Beachfront greens, sand in your toes and tropical ocean breezes. Spice up your golf experiences with Mexico's bonanza of must-play golf

by Skip Knowles

Gallery

MEXICO CALLING

These days, it's not just intrepid Mexicans heading across the Tex-Mex border in search of a better quality of life. Tropics-minded U.S. citizens are heading south of the border for the same reason.

Sure, it's about elite golf, better bang for their investment and tee-time dollars, better weather and oceanfront property.

But it's also...Mexico. Mexico sells Mexico golf because of the mystique and cultural adventures that come with being in a foreign land doing something you love, particularly a comfortable country in which you can relax and let down your guard.

It's the tequila sunsets and the incredible experiences that call the adventurous golfer to the oldest south.
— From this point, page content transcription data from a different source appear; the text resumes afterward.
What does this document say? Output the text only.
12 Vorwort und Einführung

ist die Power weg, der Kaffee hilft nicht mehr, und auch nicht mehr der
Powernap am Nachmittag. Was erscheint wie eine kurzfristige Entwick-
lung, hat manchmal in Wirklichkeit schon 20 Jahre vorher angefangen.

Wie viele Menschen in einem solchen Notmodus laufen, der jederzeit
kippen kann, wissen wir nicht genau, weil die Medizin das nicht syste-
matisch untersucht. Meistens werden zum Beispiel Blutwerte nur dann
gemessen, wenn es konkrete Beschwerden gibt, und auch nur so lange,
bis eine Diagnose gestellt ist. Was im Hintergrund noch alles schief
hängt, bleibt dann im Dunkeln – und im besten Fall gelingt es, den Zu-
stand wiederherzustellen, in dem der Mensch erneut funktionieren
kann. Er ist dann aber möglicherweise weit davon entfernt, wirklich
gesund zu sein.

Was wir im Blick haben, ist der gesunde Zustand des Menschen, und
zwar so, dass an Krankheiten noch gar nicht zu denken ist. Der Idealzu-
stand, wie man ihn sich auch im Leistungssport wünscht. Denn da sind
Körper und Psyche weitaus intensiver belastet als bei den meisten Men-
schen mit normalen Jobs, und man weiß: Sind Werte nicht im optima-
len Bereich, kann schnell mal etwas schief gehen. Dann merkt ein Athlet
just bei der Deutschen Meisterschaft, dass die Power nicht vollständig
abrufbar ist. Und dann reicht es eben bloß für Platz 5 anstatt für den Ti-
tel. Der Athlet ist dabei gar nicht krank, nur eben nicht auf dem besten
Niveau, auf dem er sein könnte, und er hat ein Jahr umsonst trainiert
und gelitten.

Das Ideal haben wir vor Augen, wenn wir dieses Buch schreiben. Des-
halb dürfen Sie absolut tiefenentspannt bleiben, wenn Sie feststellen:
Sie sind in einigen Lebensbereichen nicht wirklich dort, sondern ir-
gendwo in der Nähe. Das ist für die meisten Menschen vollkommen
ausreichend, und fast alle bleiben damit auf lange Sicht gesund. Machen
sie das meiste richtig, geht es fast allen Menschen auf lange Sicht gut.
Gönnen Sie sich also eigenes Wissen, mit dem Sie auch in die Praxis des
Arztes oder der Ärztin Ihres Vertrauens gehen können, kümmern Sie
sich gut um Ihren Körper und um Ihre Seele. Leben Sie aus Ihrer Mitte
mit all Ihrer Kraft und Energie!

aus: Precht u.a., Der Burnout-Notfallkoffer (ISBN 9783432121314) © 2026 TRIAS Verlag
Like the chance to be distracted by a breaching humpback whale while trying to tee off, which happens quite often in Cabo these days. Mexico golf has arrived, and Cabo is the vanguard.

The Pacific side of Cabo was protected for a long time for environmental reasons, and now with careful development comes the chance to play in a pristine environment that is pretty close to golf heaven.

"With oceanside courses, the resort atmosphere, the amount of coastal water available and the climate, you can't even compare us to most places. Baja is driveable, boatable, flyable, a unique element for a destination," says Bob Gaudet, Director of Golf at Diamante, a golf resort community on the west side of Baja investing in a Davis Love III links style course as well as a desert style course designed by Phil Mickelson's team.

"What does a golfer want when traveling? Good weather," he says. "There's no rain checks here. Our climate is parallel to the best destinations in the world, and predictable. We get a lot of rained-out North California golf groups down here. In Baja South you never really have to plan around the weather."

Diamante's bold investment represents the kind of new confidence the great builders of golf have in Mexico's elite golf potential. The sand dunes here are massive and imposing, but rather than build houses to every inch of the water to maximize profits for view lots, the new creation by Davis Love III will open to rolling sand hills and grass as a true links-style course, with dunes rising from the sea to 100 feet on the 11th hole, in an untouched environment.

Not what you envisioned? Forget your preconceptions about Mexico's golf scene. Besides all types of cliff, seaside, desert and dunes courses, the whole experience is evolving quickly. The border is becoming more fluid, travel is safer, and highways wider. More importantly to golf fans, golf is becoming the main point in some luxury communities like Diamante. Whereas golf was often just another amenity offered at resorts in the near-past, golf has become the ends at places such as Cabo, Puerto Vallarta, and Puerto Penasco, where golf is driving huge investment.

"As a destination Mexico has unique offerings in cultural experience, history and landscape," says Gaudet. "The ocean and jungle or mountain and desert influences are all here, whether it's Cancun, Baja, Puerto Vallarta...and it's now represented by some of the world's most regarded designers. Nicklaus and Fazio, Mickelson, Trent Jones, Crenshaw. It has become an important address in the portfolio for top designers."

Golf is exploding south of the border, bringing in the high-end U.S. tourism and investment contingent Mexico's leaders desire to see most.

"The management and upkeep of the courses is at U.S. standards, but you also have the exotic experience of being in another culture, a different country, very close and accessible to home," says Lynne Bairstow, director of marketing and operations for Punta Mita. "Golf is growing in Mexico-especially at the elite level-and it is a priority for the country's tourism business," she says.

Beachfront greens, ocean front tees, sand in your toes and tropical ocean breezes. For U.S. golfers, access is easier with airline routes and roads to Mexico proliferating, making it easier to get there and increasingly difficult to want to leave. Especially with a new desert or links-style course to play opening every few months, it seems.